First for the funny. I've decided that I'm going to download the Black Sabbath tune he's referencing, slap it on my "Pre-Race" playlist, and only allow myself to listen to half of it on the morning of Florida Half Ironman. I think it would be fitting and hysterical at the same time. I can't go into any race thinking too seriously - I'm one of those - so I figure that'll give me just the giggle and boost I need. And I CERTAINLY won't be the first or last person to listen to half of Ironman on the day of a Half Ironman or all of it on the day of a 140.6.

Now for the serious (oh, for Pete's (Nate's) sake - you knew it was coming soonerorlater - and yes, I just made that into one word): How does one classify a Half Iron Man?

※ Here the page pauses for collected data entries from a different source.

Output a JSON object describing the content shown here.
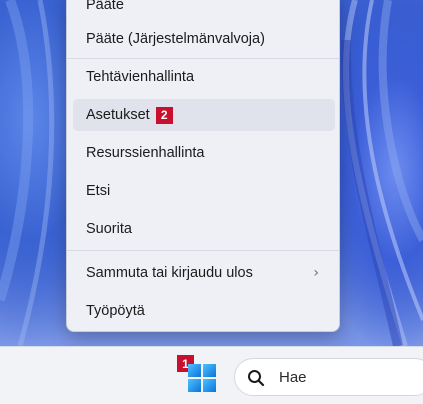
{
  "context_menu": {
    "items": [
      {
        "label": "Pääte"
      },
      {
        "label": "Pääte (Järjestelmänvalvoja)"
      },
      {
        "label": "Tehtävienhallinta"
      },
      {
        "label": "Asetukset",
        "badge": "2"
      },
      {
        "label": "Resurssienhallinta"
      },
      {
        "label": "Etsi"
      },
      {
        "label": "Suorita"
      },
      {
        "label": "Sammuta tai kirjaudu ulos",
        "has_submenu": true
      },
      {
        "label": "Työpöytä"
      }
    ]
  },
  "taskbar": {
    "start_badge": "1",
    "search_placeholder": "Hae"
  },
  "colors": {
    "badge": "#c8102e",
    "menu_bg": "#eef0f6",
    "taskbar_bg": "#f2f3f7",
    "start_blue": "#0a74da"
  }
}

Well, don't know about you, but I classify a Half Ironman this way (and this list is by no means exhaustive):
  • Tough
  • Tenacious
  • Determined
  • Strong
  • Focused
  • Disciplined
  • Curious
  • Patient
  • Multi-task-oriented
  • Athletic
  • And finally . . . either 1)completely at one with their physical and mental nature and abilities and therefore not interested in or capable of 140.6, 2)on their way to a greater journey, perhaps 140.6, and 3)not intimidated.
So, if I satisfy all Nate's conditions (and we could come up with a million ways in which I could/would), and I satisfy all my own (let's not go into what my conditions are right now - I just dropped in to see what condition my condition was in), then it somewhat logically follows that I cannot be intimidated, if for no other reason than this: the word "timid" is sandwiched in the middle of the word "intimidated." And timid is pretty much the opposite of tough, tenacious and determined. And if I'm doing a Half Ironman, I must be pretty tough, tenacious or determined.

Which is exactly what my one and only tattoo means.

But timid? That's a word I don't have tattooed anywhere on me.

2 tidbits of wizdom:

Tea said...

Very exciting! I hope you get to meet TriBrit! I just adore her!

Tea said...

HEY MAJ!

Good luck this weekend. Enjoy the race for everything it gives you! Listen to the crowds cheering.

Remember you are a TRIATHLETE and a damn good one out to have a great time with a few thousand of your closest friends! I'll be thinking about you all day! (I wonder if there is online tracking?)